Disney heiress blasts entertainment empire’s poverty wages in new documentary
‘The American Dream and Other Fairy Tales,’ which premiered this week at the Sundance Film Festival, compares executives’ eight-figure salaries with those of struggling theme park workers
To Abigail Disney and her three siblings, the Disneyland theme park in Anaheim, California was simply “the park.” The family would go there every week to see Grandpa Roy O. Disney, co-founder of The Walt Disney Company together with his more famous brother Walt. On their walks inside that magical place, Abigail’s grandfather would greet each employee by name and be himself addressed as Roy. He was always picking up the garbage he saw on the ground. “I want people to know that nobody is too good to pick up trash,” he would tell his grandchildren.
As a Disney heiress, Abigail grew up proud of what her family had created: movies, characters, stories and a place like Disneyland, dubbed “The Happiest Place on Earth.” But she also grew up learning never to say anything bad about the family or the business. This changed in 2018, when a Disneyland employee wrote to her on Facebook asking for help. “Having the surname Disney is like having a strange superpower that you didn’t ask for,” notes the philanthropist, political activist and documentary producer. The employee’s name was Ralph, and he told her that he and his wife were both working as park cleaners, and that their wages were not enough to pay for housing or even put food on the table for their four kids.
As a philanthropist and activist, Abigail Disney had been calling out poverty and economic inequality for years, but she had never stopped to look inside the family business, where she has never worked personally but which contributes to her own finances through her company shares. According to her, she was convinced that things at “The Happiest Place on Earth” were still being done the same way they were in her grandfather’s day, in the 1950s and 60s, when any Disney employee could afford a home, food and medical insurance, and be a part of the middle class. But when she met Ralph and other members of the Disney parks union, she was confronted with reality: in 2018, 10% of full-time employees were homeless and living in shelters or in their cars. They were being paid $15 an hour, whereas in Anaheim, it is estimated that the minimum wage to make a living is $24. That year, Disney chief executive Bob Iger (who stepped down from all executive positions in late 2021) had beaten his own record with compensation of $65 million. “In other words, a Disneyland custodian would have to work for 2,000 years to earn what Iger makes in one,” she notes.
That was when Abigail Disney decided to become a spokesperson for the workers and to tell their story in the documentary The American Dream and Other Fairy Tales, co-directed by Kathleen Hughes and which premiered on Monday at the Sundance Film Festival.
“I was so angry at reality. I knew it was happening at many companies in America, but I guess I always thought that we’d be better than them,” she said at Sundance. “There was a story to tell, not just about the dissonance that workers in the happiest place on Earth were sleeping in their cars, but also about what happened to the American working class in the last 50 years. How did we get here?”

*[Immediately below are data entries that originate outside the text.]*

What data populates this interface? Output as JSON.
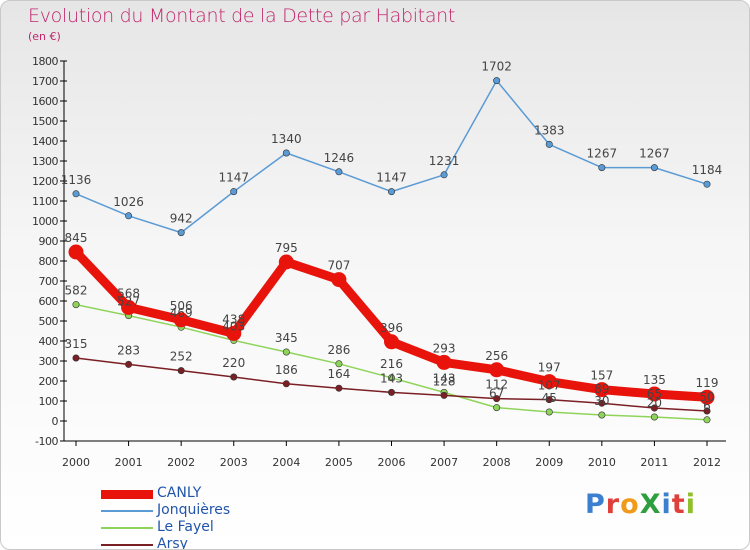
{
  "header": {
    "title": "Evolution du Montant de la Dette par Habitant",
    "subtitle": "(en €)"
  },
  "logo": {
    "text": "ProXiti",
    "letter_colors": [
      "#3a7fd0",
      "#e0403a",
      "#ef9a1a",
      "#2e9e3e",
      "#3a7fd0",
      "#e0403a",
      "#8fbf2a"
    ]
  },
  "colors": {
    "title": "#c0266c",
    "axis_text": "#333333",
    "axis_line": "#000000",
    "legend_text": "#2255aa"
  },
  "chart_data": {
    "type": "line",
    "x": [
      "2000",
      "2001",
      "2002",
      "2003",
      "2004",
      "2005",
      "2006",
      "2007",
      "2008",
      "2009",
      "2010",
      "2011",
      "2012"
    ],
    "ylim": [
      -100,
      1800
    ],
    "ytick_step": 100,
    "grid": false,
    "legend_position": "bottom-left",
    "series": [
      {
        "name": "CANLY",
        "color": "#e8140c",
        "values": [
          845,
          568,
          506,
          438,
          795,
          707,
          396,
          293,
          256,
          197,
          157,
          135,
          119
        ],
        "labels": [
          "845",
          "568",
          "506",
          "438",
          "795",
          "707",
          "396",
          "293",
          "256",
          "197",
          "157",
          "135",
          "119"
        ]
      },
      {
        "name": "Jonquières",
        "color": "#5b9bd5",
        "values": [
          1136,
          1026,
          942,
          1147,
          1340,
          1246,
          1147,
          1231,
          1702,
          1383,
          1267,
          1267,
          1184
        ],
        "labels": [
          "1136",
          "1026",
          "942",
          "1147",
          "1340",
          "1246",
          "1147",
          "1231",
          "1702",
          "1383",
          "1267",
          "1267",
          "1184"
        ]
      },
      {
        "name": "Le Fayel",
        "color": "#8fd45a",
        "values": [
          582,
          527,
          469,
          403,
          345,
          286,
          216,
          143,
          67,
          45,
          30,
          20,
          6
        ],
        "labels": [
          "582",
          "527",
          "469",
          "403",
          "345",
          "286",
          "216",
          "143",
          "67",
          "45",
          "30",
          "20",
          "6"
        ]
      },
      {
        "name": "Arsy",
        "color": "#7a1f24",
        "values": [
          315,
          283,
          252,
          220,
          186,
          164,
          143,
          128,
          112,
          107,
          89,
          65,
          50
        ],
        "labels": [
          "315",
          "283",
          "252",
          "220",
          "186",
          "164",
          "143",
          "128",
          "112",
          "107",
          "89",
          "65",
          "50"
        ]
      }
    ]
  }
}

Shortly before starting the shoot, Abigail Disney started a public campaign demanding more taxes for the rich, called Tax Me More. In a televised interview, asked about Bob Iger’s salary, she spontaneously responded that “not even Jesus Christ is worth that much money.” There was a huge outcry on social media, where she received encouragement and criticism, and was also called a hypocrite. But she insisted on the message and made it all the way to the Senate to demand a law that would rein in “corporate ambition” and executive pay. At the Senate session, she was called a “Socialist” and a “Marxist.” As she explains in the movie, the Disney lobby had done its job before her own appearance.
The documentary alternates testimony from Disneyland employees who live on food stamps with analyses by economists and journalists who look at the loss of purchasing power by the working class and the dark side of the American dream, whose genesis the movie places in the days of Ronald Reagan and the slogan “greed is good” by the economist Milton Friedman. Disney compares this with the “ethical and values-based” management style of her own grandfather, who reportedly earned just 78 times as much as the employee with the lowest wages. “Our grandfather wouldn’t have done it,” she says together with her sister, who reminds her that if Bob Iger makes so much it’s also because shareholders like themselves have received more benefits in recent years.
From her “privileged situation,” as she admits in the film, Abigail Disney ends up addressing Bob Iger but not making him ultimately responsible. “Maybe it’s not our fault, but it is our responsibility,” she writes to him.